The watching. I wonder how long it went on for, how much they knew, how closely I was kept under surveillance. There is a copy of my degree certificate, but were they watching me then or did they get hold of it only recently? Somehow I know the answer. It makes sense. Since leaving, I have never been out of sight, save perhaps for a few months in the beginning. First my father, then Peter, kept watch over me. Why? Did they think they could know me by doing that? Get to the truth of me, the real me?

Perhaps they did. Perhaps they found out what they needed to know. Were they proud of what I achieved? Or perhaps they saw everything presented to them as a lie, some story painted by an amateur detective, and me, the main character, a charlatan, acting for an audience of two. Perhaps they thought that. I will never know.
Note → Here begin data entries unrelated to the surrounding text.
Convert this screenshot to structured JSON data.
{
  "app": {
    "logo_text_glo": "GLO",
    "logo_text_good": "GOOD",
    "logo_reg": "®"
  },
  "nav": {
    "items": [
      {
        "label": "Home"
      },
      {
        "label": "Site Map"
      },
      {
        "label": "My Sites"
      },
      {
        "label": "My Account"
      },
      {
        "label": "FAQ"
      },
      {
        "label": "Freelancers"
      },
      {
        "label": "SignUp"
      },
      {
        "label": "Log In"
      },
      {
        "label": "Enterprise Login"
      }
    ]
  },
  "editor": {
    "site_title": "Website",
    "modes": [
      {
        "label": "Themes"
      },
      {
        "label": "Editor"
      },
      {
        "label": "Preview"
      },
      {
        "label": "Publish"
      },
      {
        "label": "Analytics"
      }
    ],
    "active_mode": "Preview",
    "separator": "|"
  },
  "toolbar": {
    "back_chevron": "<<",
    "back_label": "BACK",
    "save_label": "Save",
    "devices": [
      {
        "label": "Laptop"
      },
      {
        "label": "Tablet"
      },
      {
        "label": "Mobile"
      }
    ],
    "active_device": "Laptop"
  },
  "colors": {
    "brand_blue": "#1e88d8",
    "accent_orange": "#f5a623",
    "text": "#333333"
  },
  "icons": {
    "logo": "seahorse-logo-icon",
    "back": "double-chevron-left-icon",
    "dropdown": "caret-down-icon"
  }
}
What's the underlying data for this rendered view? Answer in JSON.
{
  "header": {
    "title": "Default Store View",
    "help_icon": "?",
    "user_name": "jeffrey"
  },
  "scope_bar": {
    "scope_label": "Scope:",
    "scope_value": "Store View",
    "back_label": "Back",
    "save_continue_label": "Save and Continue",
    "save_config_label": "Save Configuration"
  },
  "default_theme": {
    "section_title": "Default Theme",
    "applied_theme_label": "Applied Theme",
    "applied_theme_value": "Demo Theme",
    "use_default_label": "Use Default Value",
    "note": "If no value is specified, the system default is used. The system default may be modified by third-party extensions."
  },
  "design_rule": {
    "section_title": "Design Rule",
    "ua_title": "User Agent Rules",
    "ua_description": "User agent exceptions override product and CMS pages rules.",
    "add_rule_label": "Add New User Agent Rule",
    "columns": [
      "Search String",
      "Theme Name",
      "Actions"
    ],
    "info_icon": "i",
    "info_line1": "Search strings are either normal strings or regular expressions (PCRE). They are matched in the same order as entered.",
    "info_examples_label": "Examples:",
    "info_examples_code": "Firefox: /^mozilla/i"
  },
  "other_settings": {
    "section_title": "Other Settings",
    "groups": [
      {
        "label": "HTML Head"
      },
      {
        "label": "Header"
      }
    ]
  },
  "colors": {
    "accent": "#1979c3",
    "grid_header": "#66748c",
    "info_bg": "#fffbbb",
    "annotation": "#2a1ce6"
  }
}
These cameras in the house, I find myself thinking, somehow meant for me, some sort of lesson or communication.

In a small linen bag I find a watch. On the back a date, then my father’s and mother’s initials: 2 July 1980. NRH. SGH. Their tenth wedding anniversary. Rachel and I were married on the same date in 2009. It would have been their thirty-ninth anniversary. I have never thought of this until now. Coincidence. I try to remember if I suggested the date or Rachel.

She would have been pleased to know the significance of the date, I know that. It would have made her happy – more happy. Too late.

The watch has the right time on it, though the date has not moved correctly into place. It shows half a six and half a seven. I take off my own and put this on instead. There is a crease in the leather where it has sat in the buckle over the years. I do it up to there and it sits perfectly on my wrist. I wonder if Peter wore it as well as my father.

The contents of the second drawer are mostly rubbish. There are drawing pins, rubber bands, a pair of earphones, the wires frayed. The ordinariness of it. What did he buy drawing pins for? What music did he listen to, if it was music? Perhaps they were bought to listen to meditation tapes. Unlikely. Perhaps his investigator sent a sound recording along with the photograph and the addresses: a recording of the wedding; or, a recording of me asleep, Rachel too.